Well, the notation might be appropriate, but your definition of the symbols is not! :grumpy:
Assuming that everything is constant apart from v,
just rewrite your diff. eq as:
$$\frac{dv}{dt}+Av=B$$
where A and B are constants.
You may use an integrating factor to solve this problem.
This will also work for non-constant A and B (depending solely on t, and not on v!!), but you might not get an explicit formula in terms of elementary functions then.

Last edited: Nov 24, 2006
3. Nov 24, 2006

MathematicalPhysicist

what's wrong with my interpratation of the symbols?

4. Nov 24, 2006

arildno

It is lacking. How should I know what you mean by your symbols when you don't define them?

5. Nov 24, 2006

MathematicalPhysicist

well, the m's are masses, the angle a doesnt change with time (perhaps here lies your critic), V stands for volume and rho stand for water density.
that's it.

6. Nov 24, 2006

MathematicalPhysicist

perhaps, v=Acos(b)+Bsin(b) is a possible solution here?

7. Nov 24, 2006

arildno

Hmm..and I guess that g is the acceleration due to gravity and beta is the coefficient of air resistance. But you didn't sayu that.
Furthermore f_s is some sort of applied force I don't know what is.

8. Nov 24, 2006

MathematicalPhysicist

what integrating factor to use here?
i mean: dv/v+Adt=Bdt/v dv/v+(A-B/v)dt=0
dv/v(A+B/v)+dt=0 will that suffice here?

9. Nov 24, 2006

CPL.Luke

this is a pretty simple integrating factor

if you mmove the resistance term (Bv) to the left hand side and divide by (m1+m2) than you have an quation of the form

dv/dt +Pv = Q

where Q is some function of t, and so is P

in a problem like this the integrating factor is e^(integral of P dt)
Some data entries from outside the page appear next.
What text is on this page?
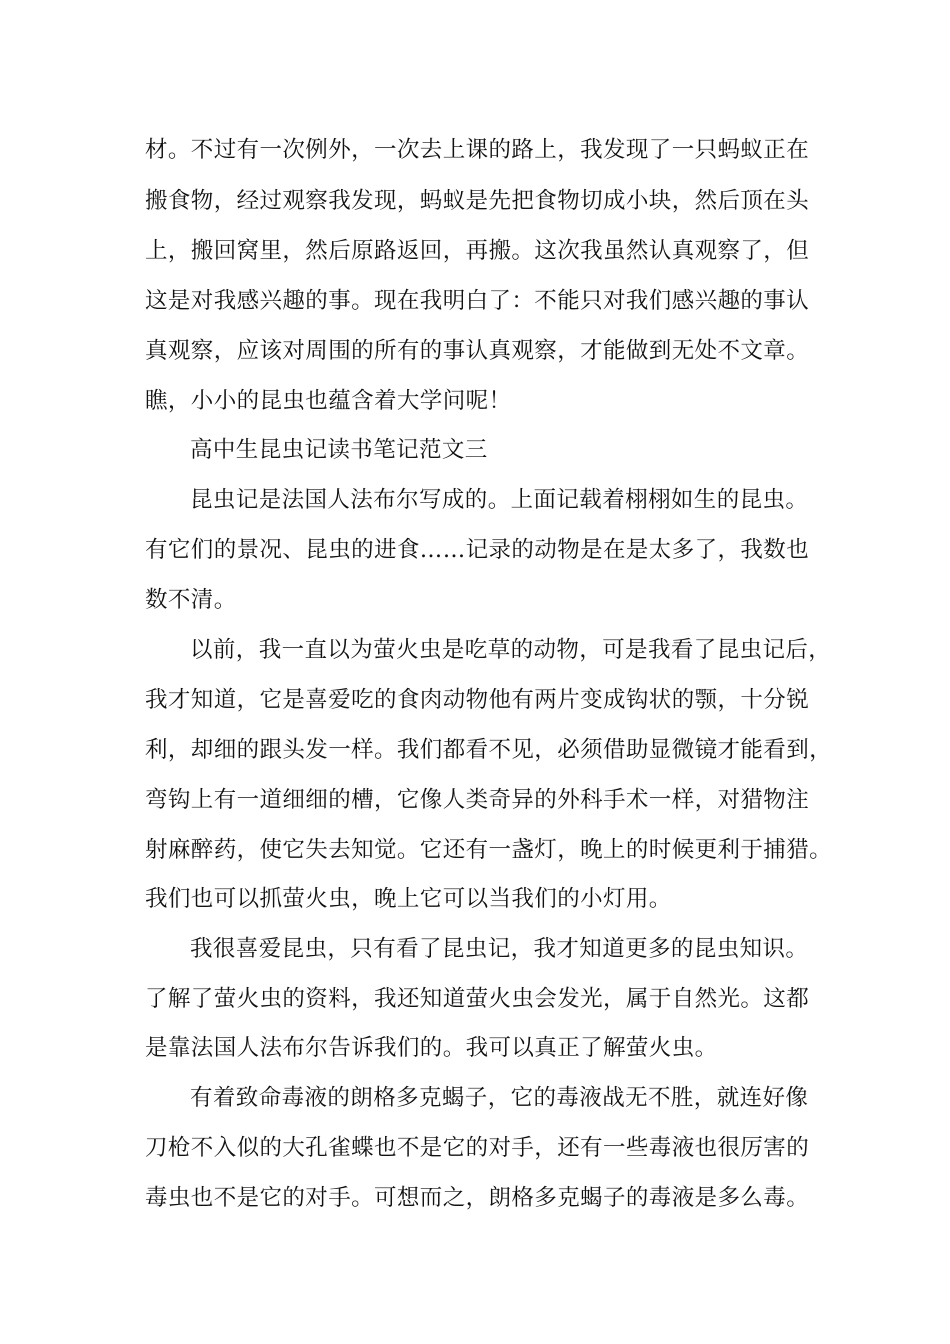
材。不过有一次例外，一次去上课的路上，我发现了一只蚂蚁正在
搬食物，经过观察我发现，蚂蚁是先把食物切成小块，然后顶在头
上，搬回窝里，然后原路返回，再搬。这次我虽然认真观察了，但
这是对我感兴趣的事。现在我明白了：不能只对我们感兴趣的事认
真观察，应该对周围的所有的事认真观察，才能做到无处不文章。
瞧，小小的昆虫也蕴含着大学问呢！
高中生昆虫记读书笔记范文三
昆虫记是法国人法布尔写成的。上面记载着栩栩如生的昆虫。
有它们的景况、昆虫的进食……记录的动物是在是太多了，我数也
数不清。
以前，我一直以为萤火虫是吃草的动物，可是我看了昆虫记后，
我才知道，它是喜爱吃的食肉动物他有两片变成钩状的颚，十分锐
利，却细的跟头发一样。我们都看不见，必须借助显微镜才能看到，
弯钩上有一道细细的槽，它像人类奇异的外科手术一样，对猎物注
射麻醉药，使它失去知觉。它还有一盏灯，晚上的时候更利于捕猎。
我们也可以抓萤火虫，晚上它可以当我们的小灯用。
我很喜爱昆虫，只有看了昆虫记，我才知道更多的昆虫知识。
了解了萤火虫的资料，我还知道萤火虫会发光，属于自然光。这都
是靠法国人法布尔告诉我们的。我可以真正了解萤火虫。
有着致命毒液的朗格多克蝎子，它的毒液战无不胜，就连好像
刀枪不入似的大孔雀蝶也不是它的对手，还有一些毒液也很厉害的
毒虫也不是它的对手。可想而之，朗格多克蝎子的毒液是多么毒。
multiplying by that and simplifying will get you an equation of the form

d(ve^(integral P dt))/dt =Qe^(integral P dt)

integrate, and then you'll have a simple algebra problem

also notice that the solution only has 1 parameter, all first order differential equation have only one parameter in the solution.

10. Nov 30, 2006

Pseudo Statistic

Why use an integrating factor? The ODE's clearly separable...

11. Dec 1, 2006

arildno

Why use separation of variables?
You can clearly use an integrating factor..

It's just a matter of preference what method you use.

12. Dec 1, 2006

CPL.Luke

hmm it doesn't appear to be seperable.

if you note its of the form dv/dt +Bv=C

as somebody else mentioned, that is not a seperable equation

13. Dec 1, 2006

arildno

So, you disagree that the diff.eq may be rewritten as:
$$\frac{1}{C-Bv}\frac{dv}{dt}=1$$ ??

14. Dec 1, 2006

CPL.Luke

oh my mistake, didn't see that manipulation